Brown credited his financial team for much of his success.
“As CFO, I’m the one who can win an award and I sign my name at the bottom of a bunch of papers, but our team is committed to great results and doing the right thing, and it makes my job that much easier,” he said.
Not long after Brown became CFO, Wellmark established a lofty goal to trim its administrative costs by 20 percent. Brown has been instrumental in reaching $60 million of that $100 million target within the first two years of a four-year initiative.
“When we set a goal that ambitious, we said, we really need to transform what we’re doing,” Brown said. “We looked at our processes to say, how could we do things differently and more efficiently? We spend a lot of time looking at how we interact with vendors and have been able to get substantial savings from negotiating with them.”
Among other accomplishments, Brown held an integral seat at the table in a historic land swap that allowed the Riverfront YMCA to relocate to its newly remodeled Wellmark YMCA facility in downtown Des Moines.
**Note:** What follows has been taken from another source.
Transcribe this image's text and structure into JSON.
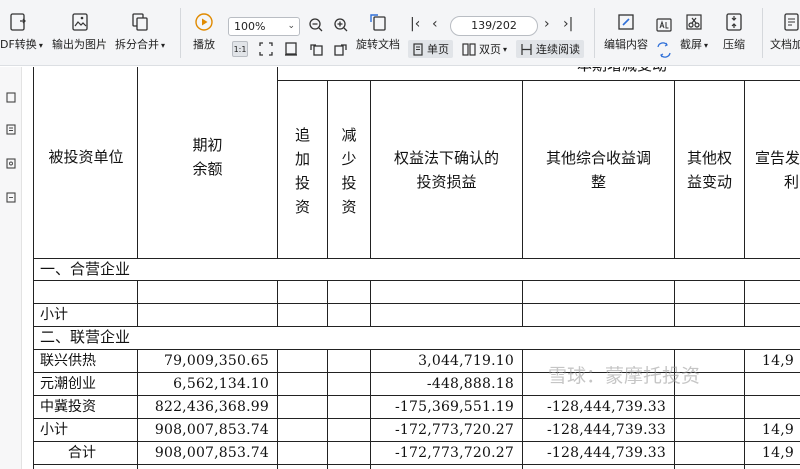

Through a series of trades, Polk County was able to take ownership of the old J.C. Penney building that Wellmark had long held without the county having to sell bonds to finance the acquisition. Wellmark subsequently donated the strip of land adjacent to the former Polk County Convention Complex for the pool site for the Y.
“Had we held on to the Penney’s building, we probably could have sold it and gotten more money for it,” Brown said. “And we probably could have sold the land next to the Plex for more. But those wouldn’t have created the opportunities that did happen.”
Marci Chickering, executive vice president for people and process at Wellmark, said Brown is a “wise counselor.”
“He is a standard-bearer of integrity and civility, and is one of our most respected leaders,” Chickering wrote in a nomination letter. “He is steadfast in doing the right thing for our employees, members and the community.”
In the community, Brown serves on the Des Moines Redevelopment Co. board, as well as the board of the Iowa Natural Heritage Foundation. The latter has been “a great way for me to learn about the state of Iowa,” he said. Brown also serves as a board member of his synagogue.
One of his family’s favorite traditions has been to attend the Iowa State Fair annually, and Brown admits to eating his fair share of bacon.
Although he hasn’t invested in farmland and he’s never detasseled corn, “I really feel we’ve made Iowa our home, and my wife and I feel a lot of affinity for the city,” he said. “It’s a lot of fun seeing it grow and develop. While it’s frustrating getting through downtown because of the construction, you think about what that means for the future.”